Il binomio guerra-droga porta facilmente gli occhi della mente a posarsi su un deserto rosso e polveroso in Messico, dove schiere di uomini armati fino ai denti si contendono un carico prezioso o il dominio su una zona, ma il legame tra questi due concetti è molto più antico e saldo. Non si può parlare di storia della droga senza parlare di storia della guerra, ma è vero anche il contrario: guerra e droga sono vincolate indissolubilmente fin dagli albori dell’una e dell’altra. Si può quasi affermare che non sia mai esistita una guerra senza la droga, e viceversa.

Il legame che le unisce non è soltanto un doppio filo, è una stretta, ambivalente connessione di più cause ed effetti, per cui l’una permette e rafforza l’altra, vicendevolmente. Non c’è solo la più scontata “guerra per la droga”, intesa come scontri tra i cosiddetti cartelli che ne gestiscono i traffici. C’è anche la “guerra alla droga”, come quella dichiarata dal governo degli Stati Uniti d’America ai narcotrafficanti. C’è la “guerra sotto l’effetto di droga”, concetto antichissimo che risale alle razioni di vino per rinfrancare lo spirito dei soldati romani e arriva fino agli instancabili supersoldati sotto anfetamine che furono l’asso nella manica nella Blitzkrieg della Germania nazista. C’è ancora la “guerra grazie alla droga”: le tasse su alcolici e tabacco finanziano i conflitti armati da secoli. E, infine, resta “la droga dopo la guerra”, perché spesso sostanze introdotte durante i combattimenti a beneficio dei soldati diventano di uso comune quando questi fanno ritorno a casa – un esempio è la vastissima diffusione del tabacco da fumare nel comodo formato di sigaretta dopo la seconda guerra mondiale. In mezzo, ogni sfumatura possibile: i caffè (sì, la caffeina è pur sempre una sostanza psicoattiva) come luogo di ritrovo per i rivoluzionari francesi, le piantagioni di coca al centro delle lotte per il potere in Sudamerica, l’oppio come strumento per assoggettare nuovi popoli, fino a toccare i temi dell’attualità e delle nuove frontiere, strategie e tecnologie (spesso di ordine militare) nel contrasto e nella diffusione degli stupefacenti.

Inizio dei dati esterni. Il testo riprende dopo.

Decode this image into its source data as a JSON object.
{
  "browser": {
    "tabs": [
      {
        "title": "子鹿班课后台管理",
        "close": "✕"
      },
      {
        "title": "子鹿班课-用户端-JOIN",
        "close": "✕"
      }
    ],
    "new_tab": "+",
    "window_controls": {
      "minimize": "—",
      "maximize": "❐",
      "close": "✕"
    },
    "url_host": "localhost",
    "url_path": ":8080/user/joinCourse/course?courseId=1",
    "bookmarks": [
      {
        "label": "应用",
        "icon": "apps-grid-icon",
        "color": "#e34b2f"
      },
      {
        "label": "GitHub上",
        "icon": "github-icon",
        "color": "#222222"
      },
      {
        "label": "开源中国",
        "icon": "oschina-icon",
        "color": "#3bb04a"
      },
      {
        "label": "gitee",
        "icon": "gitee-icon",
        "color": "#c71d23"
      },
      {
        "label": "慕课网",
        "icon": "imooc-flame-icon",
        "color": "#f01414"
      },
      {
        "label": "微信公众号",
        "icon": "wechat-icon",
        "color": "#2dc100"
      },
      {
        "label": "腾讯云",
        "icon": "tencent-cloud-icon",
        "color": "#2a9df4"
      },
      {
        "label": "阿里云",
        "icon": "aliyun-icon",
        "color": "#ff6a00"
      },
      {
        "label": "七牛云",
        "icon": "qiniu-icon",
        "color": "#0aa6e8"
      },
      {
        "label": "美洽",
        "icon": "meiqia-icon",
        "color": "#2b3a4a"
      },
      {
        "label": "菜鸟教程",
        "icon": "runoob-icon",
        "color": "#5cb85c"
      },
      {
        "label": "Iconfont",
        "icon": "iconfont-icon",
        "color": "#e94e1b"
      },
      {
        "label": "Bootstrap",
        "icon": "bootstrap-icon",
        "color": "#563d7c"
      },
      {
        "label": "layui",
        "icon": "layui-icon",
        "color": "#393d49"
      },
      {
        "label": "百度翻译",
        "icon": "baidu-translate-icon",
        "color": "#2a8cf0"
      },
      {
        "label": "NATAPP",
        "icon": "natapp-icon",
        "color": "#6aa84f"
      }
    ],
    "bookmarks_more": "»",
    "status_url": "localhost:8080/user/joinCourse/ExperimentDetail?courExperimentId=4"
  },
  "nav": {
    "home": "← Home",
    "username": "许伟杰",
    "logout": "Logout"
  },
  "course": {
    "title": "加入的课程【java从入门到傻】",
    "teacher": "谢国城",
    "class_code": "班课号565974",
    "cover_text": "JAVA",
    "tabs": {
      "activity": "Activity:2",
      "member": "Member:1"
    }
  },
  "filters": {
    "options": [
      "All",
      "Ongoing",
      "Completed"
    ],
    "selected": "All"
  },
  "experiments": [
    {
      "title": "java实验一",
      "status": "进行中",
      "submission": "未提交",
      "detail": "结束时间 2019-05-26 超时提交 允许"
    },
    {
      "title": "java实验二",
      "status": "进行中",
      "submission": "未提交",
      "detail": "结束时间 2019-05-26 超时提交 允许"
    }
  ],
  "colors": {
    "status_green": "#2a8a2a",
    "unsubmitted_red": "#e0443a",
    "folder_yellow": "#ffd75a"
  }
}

Killer High è un saggio asciutto, con pochi fronzoli retorici, numerosissime citazioni e una struttura schematica e ordinata che accompagna il lettore nei luoghi più disparati, lungo una linea temporale ben definita. Il titolo nasconde un gioco di parole che purtroppo non trova una traduzione italiana così immediata. Il termine High significa “fatto”, “drogato”, e la parola Killer – oltre all’accezione nota anche nella nostra lingua – può essere reso anche con “fantastico”, “spettacolare”, quindi lo possiamo leggere in due modi: “assassini drogati” ma anche… “strabilianti fattanze”.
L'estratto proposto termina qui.